Conservative Advancement needs some room in order to advance. In close touching contact situations the steps become too close.
One way to provide this room is to allow a given amount of penetration. This also helps in touching contact situations, where the time of impact would otherwise be zero. If you develop the algorithm, it would be best to expose this 'allowed penetration' in the API. Another ad-hoc solution is to disable time of impact, and purely rely on penetration depth/discrete collision detection on close proximity/contact, but my experience is that using a fixed 'allowed penetration' margin works better.
There are methods to create tighter bounds that improve Conservative Advancement in certain situations, but in (close) contact situations you still require some margin/tolerance.
Sorry I couldn't follow up earlier. Wanted to have something concrete before posting.
I have been working on CA for ellipsoid (amidst all other things that I need to worry about) for quite some time now. Unfortunately haven't seen stable results yet with my physics simulator, this is mainly due to my inaccurate collision detector.
CA against an infinite plane is manageable, but extending it to triangles throws in lots of other challenges.
Also, if the ellipsoid is moving away from the plane it could still collide with the plane because of its rotation. This is a tricky case and has to be handled separately.
Erwin, I thought hard about allowing a penetration margin but I couldn't come up with any approach that would give me the required collision data - time, normal & point of contact.

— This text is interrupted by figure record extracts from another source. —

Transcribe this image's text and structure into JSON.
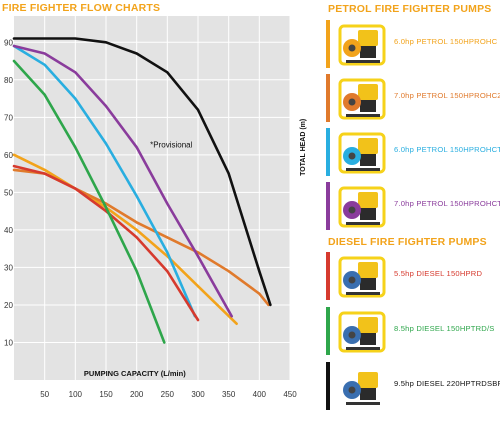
{
  "colors": {
    "accent": "#f2a31b"
  },
  "chart_title": "FIRE FIGHTER FLOW CHARTS",
  "petrol_title": "PETROL FIRE FIGHTER PUMPS",
  "diesel_title": "DIESEL FIRE FIGHTER PUMPS",
  "chart_data": {
    "type": "line",
    "title": "FIRE FIGHTER FLOW CHARTS",
    "xlabel": "PUMPING CAPACITY (L/min)",
    "ylabel": "TOTAL HEAD (m)",
    "xlim": [
      0,
      450
    ],
    "ylim": [
      0,
      97
    ],
    "x_ticks": [
      50,
      100,
      150,
      200,
      250,
      300,
      350,
      400,
      450
    ],
    "y_ticks": [
      10,
      20,
      30,
      40,
      50,
      60,
      70,
      80,
      90
    ],
    "grid": true,
    "annotation": "*Provisional",
    "series": [
      {
        "color": "#f2a31b",
        "x": [
          0,
          50,
          100,
          150,
          200,
          250,
          300,
          363
        ],
        "y": [
          60,
          56,
          51,
          46,
          40,
          33,
          25,
          15
        ]
      },
      {
        "color": "#e07a2c",
        "x": [
          0,
          50,
          100,
          150,
          200,
          250,
          300,
          350,
          400,
          415
        ],
        "y": [
          56,
          55,
          51,
          47,
          42,
          38,
          34,
          29,
          23,
          20
        ]
      },
      {
        "color": "#29aee0",
        "x": [
          0,
          50,
          100,
          150,
          200,
          250,
          295
        ],
        "y": [
          89,
          84,
          75,
          63,
          49,
          34,
          17
        ]
      },
      {
        "color": "#8a3c9c",
        "x": [
          0,
          50,
          100,
          150,
          200,
          250,
          300,
          355
        ],
        "y": [
          89,
          87,
          82,
          73,
          62,
          47,
          33,
          17
        ]
      },
      {
        "color": "#d63a2e",
        "x": [
          0,
          50,
          100,
          150,
          200,
          250,
          300
        ],
        "y": [
          57,
          55,
          51,
          45,
          38,
          29,
          16
        ]
      },
      {
        "color": "#2ea64b",
        "x": [
          0,
          50,
          100,
          150,
          200,
          245
        ],
        "y": [
          85,
          76,
          62,
          46,
          29,
          10
        ]
      },
      {
        "color": "#111111",
        "x": [
          0,
          50,
          100,
          150,
          200,
          250,
          300,
          350,
          400,
          418
        ],
        "y": [
          91,
          91,
          91,
          90,
          87,
          82,
          72,
          55,
          29,
          20
        ]
      }
    ]
  },
  "petrol_pumps": [
    {
      "label": "6.0hp PETROL 150HPROHC",
      "color": "#f2a31b",
      "image": "petrol-pump-image"
    },
    {
      "label": "7.0hp PETROL 150HPROHC21",
      "color": "#e07a2c",
      "image": "petrol-pump-image"
    },
    {
      "label": "6.0hp PETROL 150HPROHCT",
      "color": "#29aee0",
      "image": "petrol-pump-image"
    },
    {
      "label": "7.0hp PETROL 150HPROHCT21",
      "color": "#8a3c9c",
      "image": "petrol-pump-image"
    }
  ],
  "diesel_pumps": [
    {
      "label": "5.5hp DIESEL 150HPRD",
      "color": "#d63a2e",
      "image": "diesel-pump-frame-image"
    },
    {
      "label": "8.5hp DIESEL 150HPTRD/S",
      "color": "#2ea64b",
      "image": "diesel-pump-frame-image"
    },
    {
      "label": "9.5hp DIESEL 220HPTRDSBF",
      "color": "#111111",
      "image": "diesel-pump-image"
    }
  ]
}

Can you please explain a little how penetration could be used in the ellipsoidal case?
Another approach that I've thought of is doing multiple sweeps from the starting position, only the Rotation is advanced by some time t and a sweep test is performed. If the sweep test returns a time of collision of ts, then t & ts are compared. If they are close to each other, t was a good estimate. t could be formulated using a binary search over dt.
The case for ellipsoid moving away from triangle will have to be addressed in a slightly different manner.
Do you think such an approach would work, what difficulties could crop up?